Otro de los estereotipos masculinos ha sufrido también un revés. Desde siempre, los hombres han estado convencidos de que detentaban el poder de fecundidad de la pareja. Incluso muchas mujeres decían(y aún dicen) -Me ha dado unos niños preciosos-. Desde que existen los métodos anticonceptivos, donde se ha legalizado la interrupción voluntaria del embarazo, y puesto que en último extremo, nuestras compañeras pueden tener solas un niño, gracias a los bancos de esperma, los hombres han tenido que rendirse a la evidencia de que, en realidad, concebían a los hijos junto con su pareja.
Esta toma de conciencia en principio les ha dolido mucho, después han ido evolucionando y han comprendido que tenían desempeñar un papel afectivo importante durante el embarazo, el parto y mucho después. A partir de ese momento, se ha dejado atrás la imagen del hombre que observa desde lejos como va creciendo el vientre de su mujer. Basta de afirmar que él no entiende de esas cosas. Al contrario, cada vez encontramos con mayor frecuencia a esos padres nuevos que acompañan a su pareja a las consultas prenatales, que se interesan por la psicología del embarazo y el parto, que asisten a el y participan con todo su amor y toda su atención.

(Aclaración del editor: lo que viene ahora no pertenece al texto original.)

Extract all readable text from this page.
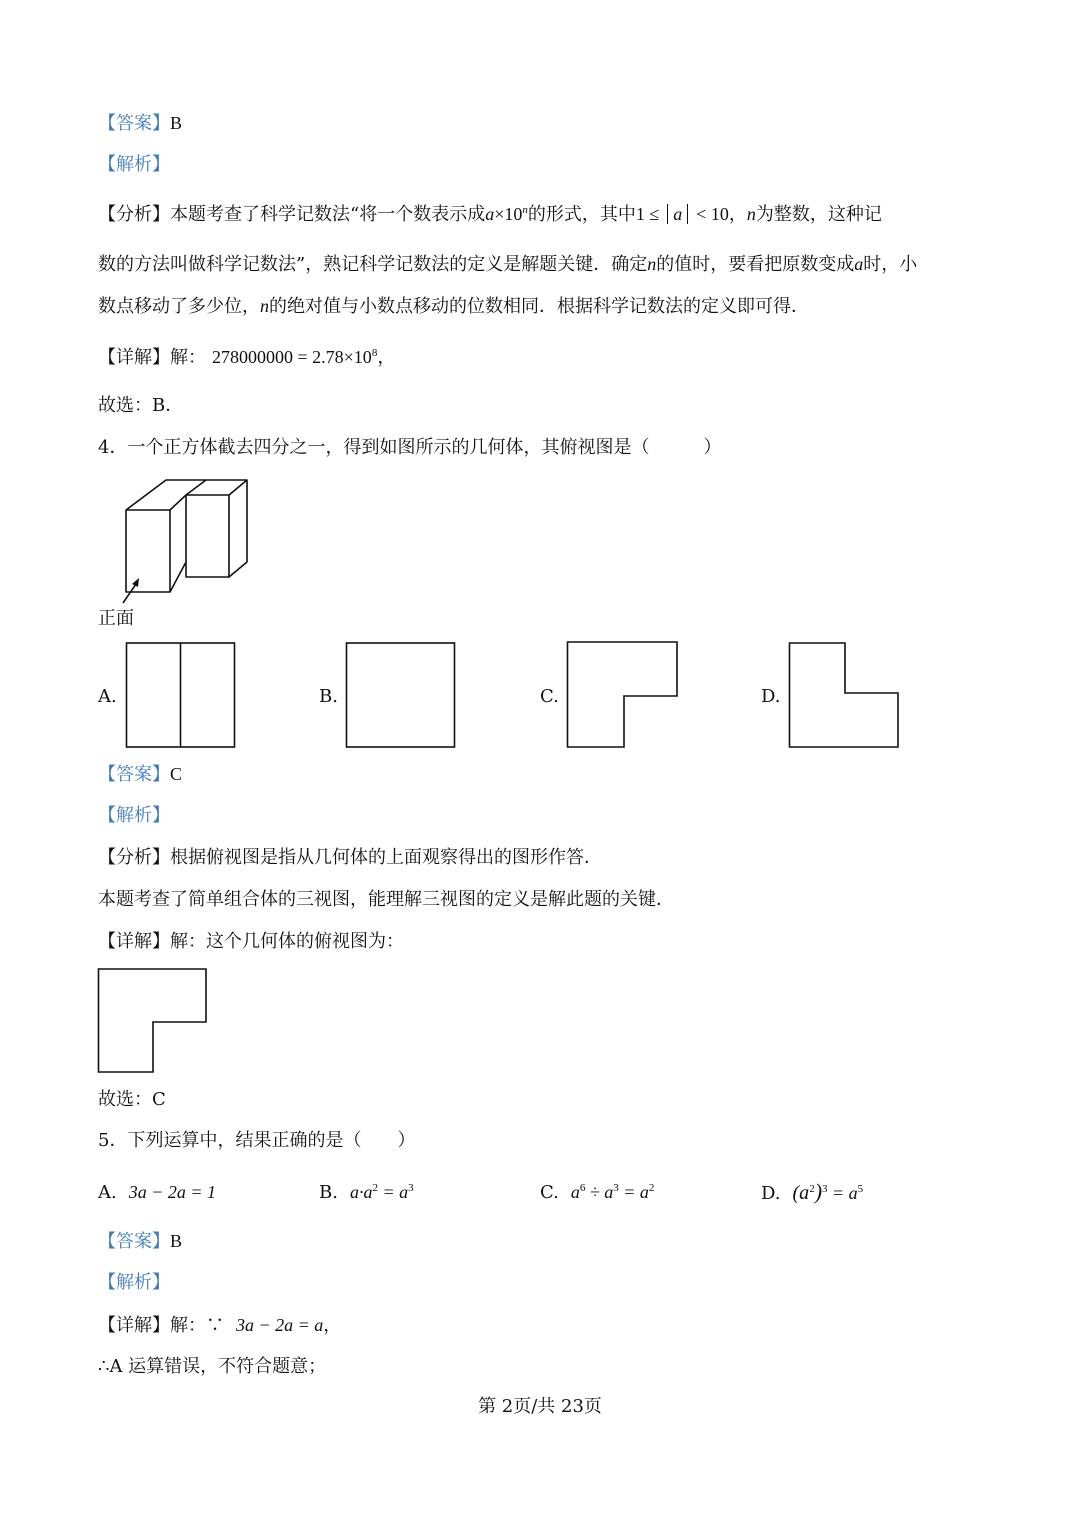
【答案】B
【解析】
【分析】本题考查了科学记数法“将一个数表示成$a\times 10^n$的形式，其中1 ≤ a < 10，n为整数，这种记
数的方法叫做科学记数法”，熟记科学记数法的定义是解题关键．确定n的值时，要看把原数变成a时，小
数点移动了多少位，n的绝对值与小数点移动的位数相同．根据科学记数法的定义即可得．
【详解】解： $278000000 = 2.78\times 10^8$，
故选：B．
4．一个正方体截去四分之一，得到如图所示的几何体，其俯视图是（　　　）
正面
A.	B.	C.	D.
【答案】C
【解析】
【分析】根据俯视图是指从几何体的上面观察得出的图形作答．
本题考查了简单组合体的三视图，能理解三视图的定义是解此题的关键．
【详解】解：这个几何体的俯视图为：
故选：C
5．下列运算中，结果正确的是（　　）
A. 3a − 2a = 1	B. $a\cdot a^2 = a^3$	C. $a^6 \div a^3 = a^2$	D. $(a^2)^3 = a^5$
【答案】B
【解析】
【详解】解：∵ 3a − 2a = a，
∴A 运算错误，不符合题意；
第 2页/共 23页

Ya no dan vuelta en la sala de espera consumiendo el clásico paquete de cigarrillos. Es evidente que se sienten más padres que antes.


He aquí el beneficio que puede aportar el abandono de un estereotipo. En este caso, han sido la medicina(sin embargo, tradicionalmente reaccionaria) y sus progresos los que han obligado a los hombres a reflexionar y a cambiar de mentalidad. El feminismo también ha facilitado esta evolución, cuestionando el orden de sus posturas extremistas, sus provocaciones y sus medios agresivos, este movimiento ha resultado positivo también para los hombres y añadir una piedra al edificio construido en honor del Amor Humano.